User Comments - bodawei
bodawei
Posted on: Awkward Silence
April 1, 2011 at 5:39 AMHa ha - it's a trick - what we hear as a ding Chinese people describe as 当 dang. 当当网 (Chinese version of Amazon); makes me think of the Avon lady. :)
They deliver to your door, I think that accounts for the 当当网的当。(But I'm not sure of that.)
Posted on: Awkward Silence
April 1, 2011 at 5:13 AMDo I pay good money to listen to this rubbish!!!@@@###!!!??? The whole thing lacked authenticity from beginning to end. What is the likelihood of getting into a lift and only one other person is travelling with you?? This is China! And that DING - I have NEVER heard a DING like that - not where I live. All the lifts here go DANG! 当当当!You sure it wasn't an American lift? And I think it was David and Dilu doing the voices .. the least you could have done was get a couple of authentic voices from the Shanghai street, Mister and Miss China, to demonstrate what happens in a REAL Chinese lift! And really I don't think we need an English translation .. I mean just the odd word here and there could have been translated for us.. Just enough to follow the conversation. I mean .. I mean .. 我不能说话的。。
Posted on: Chinese Fruits
March 31, 2011 at 4:25 PM'looks like there's some water on the left and grass above'
This reminds me of my personal goal to become literate about 偏旁 ..:) I am repeatedly frustrated being unable to describe a character properly in Chinese. Eg. talking to someone who has no English language.
I got some practice today when someone was telling me about the famous dancer 杨丽萍; to clarify the final character they said: 草字头,三点水 (there is no need to identify the position of 三点水 because it is always in the same position.)
For most characters you can identify the position of the 偏旁 in one of three positions: 上下还有左。 A relatively small number of characters require different words. I haven't learnt that language yet but it is on the list.

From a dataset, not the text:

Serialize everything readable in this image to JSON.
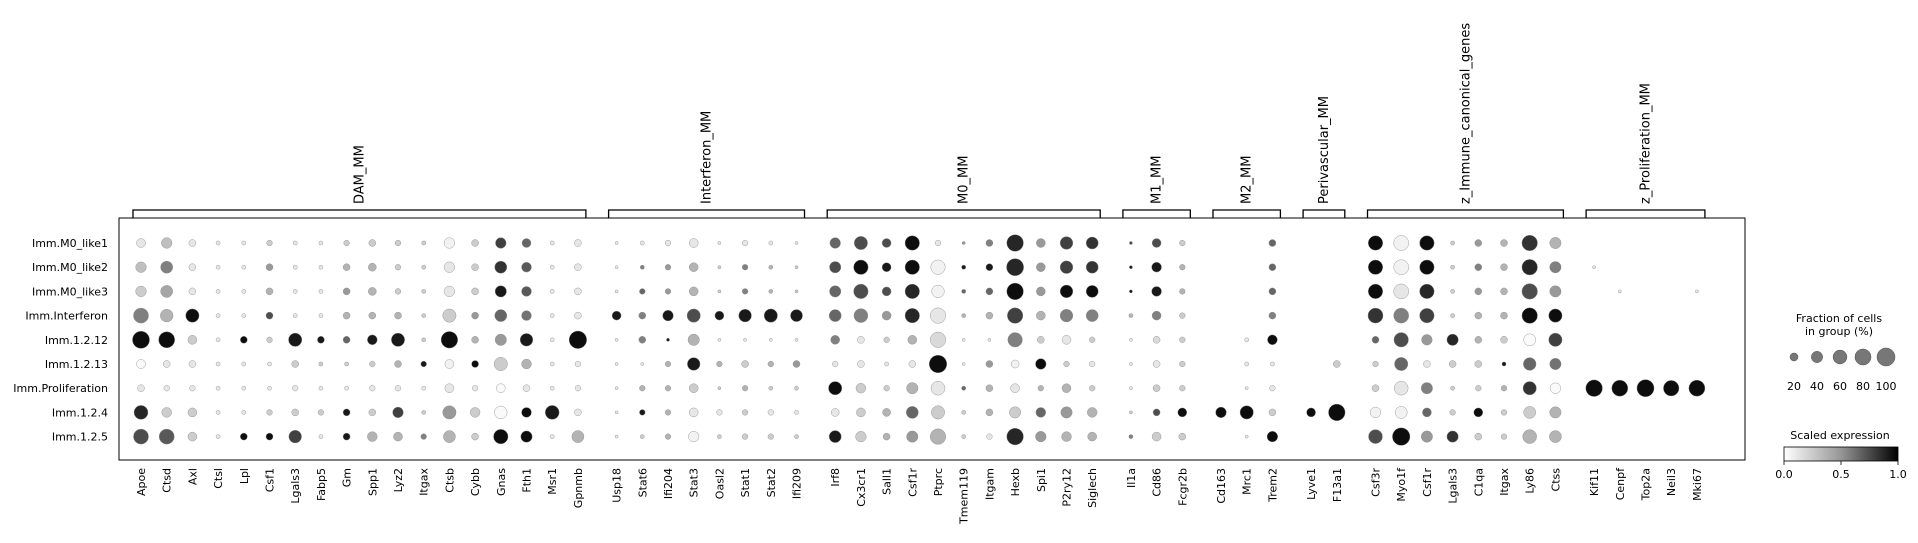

But on the meaning - I'm wondering if originally it meant 两 (some) 草 (grass) and 水 (water) - maybe that was 'sufficient' for survival in the old days. :)
Posted on: Handsome Foreign Student
March 31, 2011 at 6:20 AM哈哈, 可以啊,叫帅爷比爷爷好。
Posted on: Handsome Foreign Student
March 31, 2011 at 5:06 AMHi Dilu
You can maybe call me 帅哥, it would be a nice change from 爷爷。 :)
Posted on: 土葬和火化
March 31, 2011 at 3:36 AMPosted on: Checking out at a Hotel
March 29, 2011 at 3:39 PM'45 kuai in the mini-bar for Qingdao. Even standard size bottled water is 35.'
RJ, we clearly move in different circles. But I love the pricing philosophy - if you are going to be especially rapacious, put the big mark-up (+3,000%) on the essential item. That assumes that beer (+1,200%) is relatively discretionary - maybe it isn't for some people. Chinese pricing of consumer items is generally very clever.
Chinese hotels I've been in have the hot water on tap - one dispenser on each floor. Or a place to fill up your own Thermos.
Oh - and you did blow my story out of the water, good work. We could save it by just shifting it to the Bizarro China category.:)
Posted on: Houyi and The Ten Suns
March 29, 2011 at 3:25 PM'it's an equivalent idiom'
Thanks for that Jason. I see your point, up to a point; both idioms have origins in executions, and now both mean dying of natural causes. The logical problem with this is that the story you are translating relates an act of execution, not dying of natural causes.
It's one of those cases I think where translating goes too far, trips over itself. It's UI - I would be in favour of no English translation at all. Or a footnote reference to the Qing Dynasty origins. Or leave it to be raised in the comments section, if learners are interested.
I think maybe (having had my say) I better keep my nose out of translation for a while - leave it to the experts. :)
Posted on: Checking out at a Hotel
March 29, 2011 at 9:57 AMJust talking about this last night. A bottle of Chinese beer is about 3.5 at the shop around here, 10 in a restaurant (about 3 x shop price.) I'm guessing restaurant and mini-bar prices would be similar. It doesn't seem to matter how many stars in China. The beer is more expensive at a 4 or 5 star hotel mainly because they serve foreign beer I'm told. We'll have to check with RJ whether he is drinking foreign beer. He could shoot down my story with a single post.
That mark-up as a percentage seems to work for bottles of wine too, around this part of China. A really really bad bottle of Chinese wine is about 100 RMB in the restaurant.
Posted on: Awkward Silence
April 1, 2011 at 5:45 AMThis is a Chinese joke mate, deep cultural undertones. A classic lesson.